Despite accelerated socioeconomic development, the country has not been able to provide affordable housing to its people, especially in urban centres.

It is estimated that about 5,000 Bhutanese are living across the border town in Jaigaon today. According to national housing development corporation limited (NHDCL), 1,259 households applied for the 506 flats under the affordable housing project. The  project that was inaugurated recently comes as a relief to many.

The effort taken to address the housing needs is laudable. But it is not enough. For an issue as pressing as housing needs, leaving it to the luck of the residents to avail the 506 flats will not address the problem. Assuming that about 200 of the 1,259 who registered for the flats have moved out, there are still about 553 households and families whose housing needs will not be met. It is not yet known if NHDCL will initiate another similar project but with the freeze on local area plans lifted and private house owners constructing houses, there is some hope that housing needs would be addressed.

The housing project in Phuentsholing is a response to a situation we are responsible for creating. Unplanned development and rural-urban migration contributed in pushing Bhutanese across the border. We must learn lessons from this episode and plan better in meeting the housing needs of the people.

This calls for an urgent need to assess the housing need across the country. According to the population and housing census report 2017, Phuentshogling thromde and Thimphu thromde saw a net of 511 and 449 migrants per 1,000 populations. Family move, employment and education are the most common reasons for migrating to these urban centres.

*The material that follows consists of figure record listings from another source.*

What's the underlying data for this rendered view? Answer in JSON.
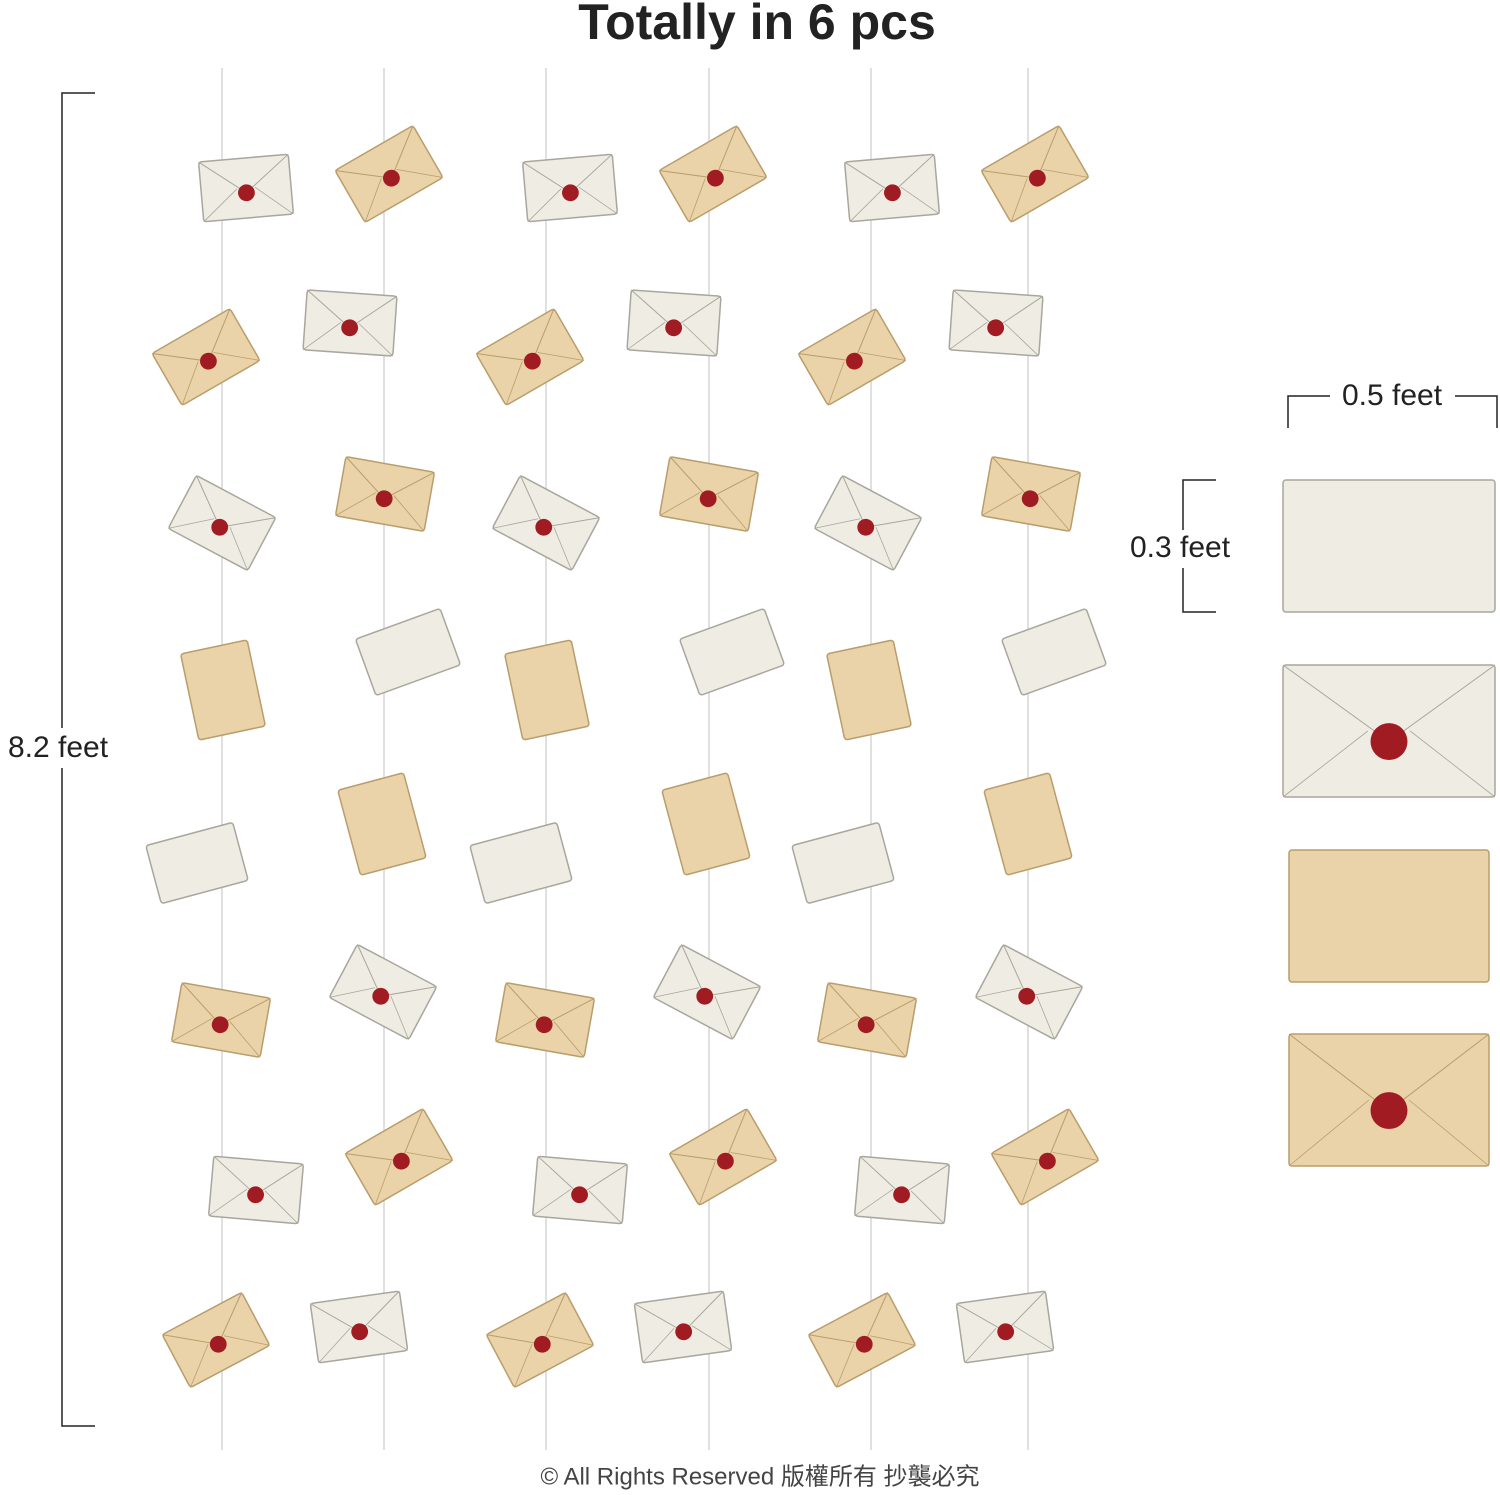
{
  "header": {
    "title": "Totally in 6 pcs"
  },
  "dimensions": {
    "length": "8.2 feet",
    "width": "0.5 feet",
    "height": "0.3 feet"
  },
  "footer": {
    "copyright": "© All Rights Reserved 版權所有 抄襲必究"
  }
}
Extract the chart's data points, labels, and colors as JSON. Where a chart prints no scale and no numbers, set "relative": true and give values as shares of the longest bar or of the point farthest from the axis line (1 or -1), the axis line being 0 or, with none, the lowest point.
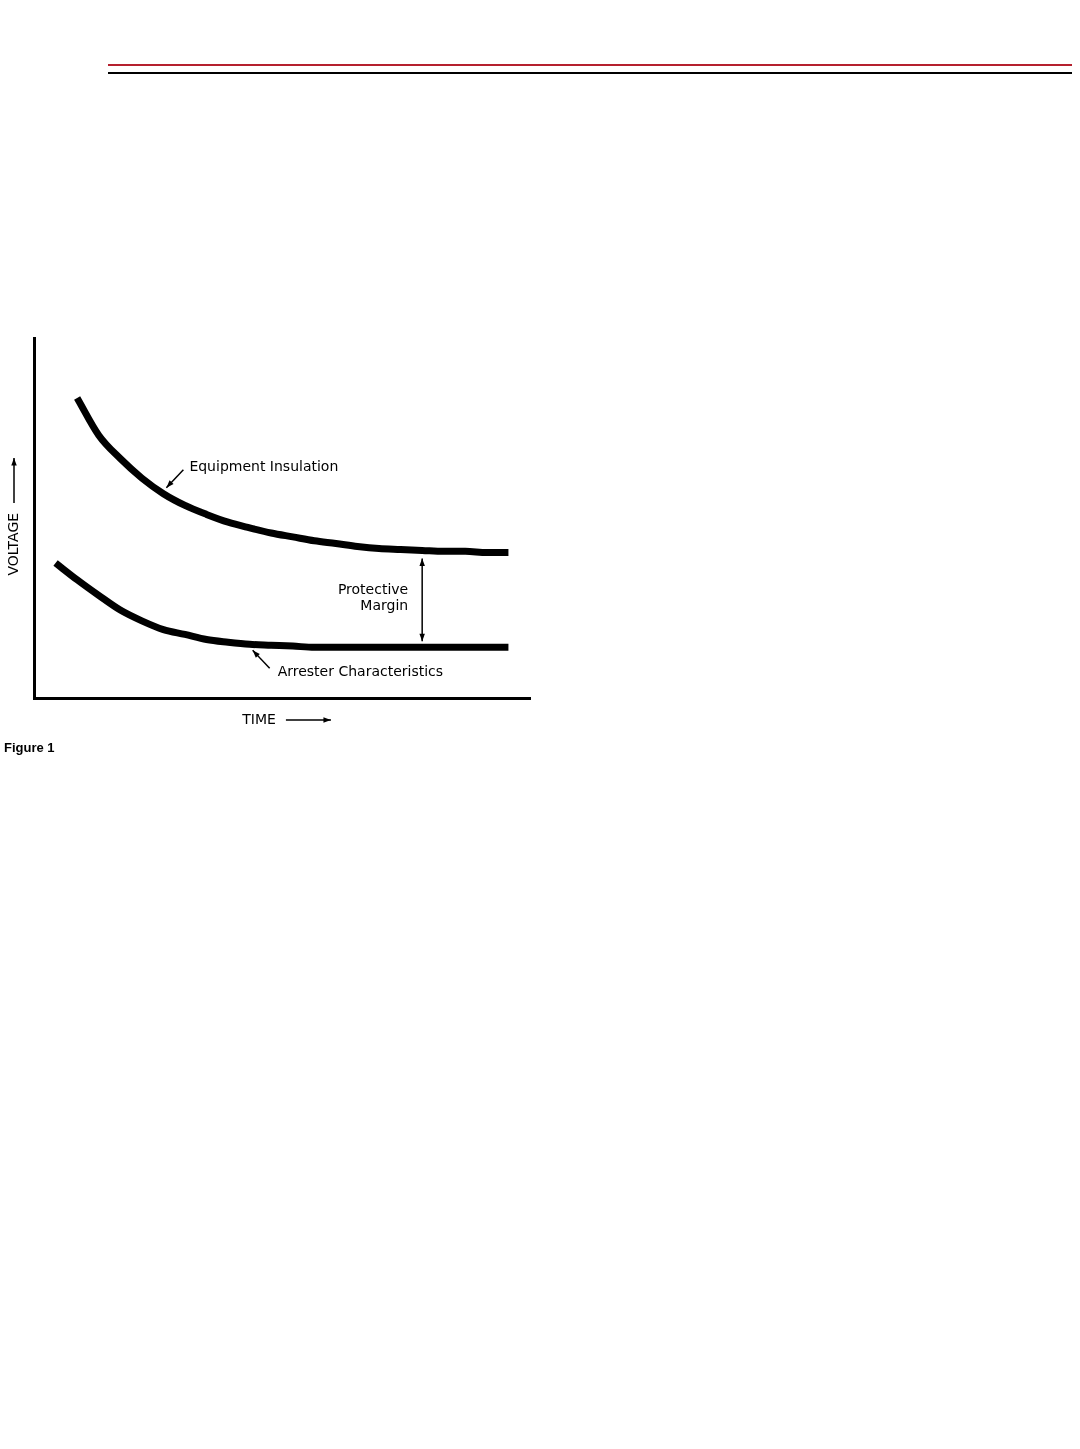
{
  "chart_data": {
    "type": "line",
    "relative": true,
    "xlabel": "TIME",
    "ylabel": "VOLTAGE",
    "grid": false,
    "legend": false,
    "marker": "none",
    "line_style": "solid",
    "categories": [
      null,
      null,
      null,
      null,
      null,
      null,
      null,
      null,
      null,
      null,
      null,
      null,
      null,
      null,
      null,
      null,
      null,
      null,
      null,
      null,
      null,
      null,
      null,
      null
    ],
    "series": [
      {
        "color": "#000000",
        "values": [
          null,
          null,
          1,
          0.876,
          0.798,
          0.733,
          0.681,
          0.642,
          0.612,
          0.586,
          0.567,
          0.55,
          0.537,
          0.524,
          0.515,
          0.505,
          0.498,
          0.495,
          0.492,
          0.489,
          0.489,
          0.485,
          0.485,
          null
        ]
      },
      {
        "color": "#000000",
        "values": [
          null,
          0.45,
          0.394,
          0.342,
          0.293,
          0.257,
          0.228,
          0.212,
          0.195,
          0.186,
          0.179,
          0.176,
          0.173,
          0.169,
          0.169,
          0.169,
          0.169,
          0.169,
          0.169,
          0.169,
          0.169,
          0.169,
          0.169,
          null
        ]
      }
    ],
    "annotations": [
      "Equipment Insulation",
      "Protective Margin",
      "Arrester Characteristics",
      "Figure 1"
    ]
  }
}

For each of these families, access to affordable housing is the most immediate priority and challenge. With these needs going unmet, our cities have seen the emergence of slums. We have seen the social ills breeding from such living conditions.

The 2002 National Housing Policy does not address the current housing issues. It is good that a draft of the revised housing policy is now with the GNH commission. But a housing policy alone is not good enough because implementation relies on other public policy interventions. There is already a dire need to address access to improved drinking water and sanitation facilities especially in urban centres. Road connectivity and access to employment opportunities, healthcare and education facilities are also important considerations but at a time when we are still struggling to provide basic amenities such as drinking water supply, other services have become a luxury today.

The draft policy notes that an increasing number of residential buildings are converted into institutional and commercial uses reducing housing stock. The parliament members’ office is a good example of how the absence of an office space for MPs has resulted in the National Assembly Secretariat renting a private building to provide space for our elected representatives. The second parliament dissolves today, but their issue of office space and the people’s housing needs remain.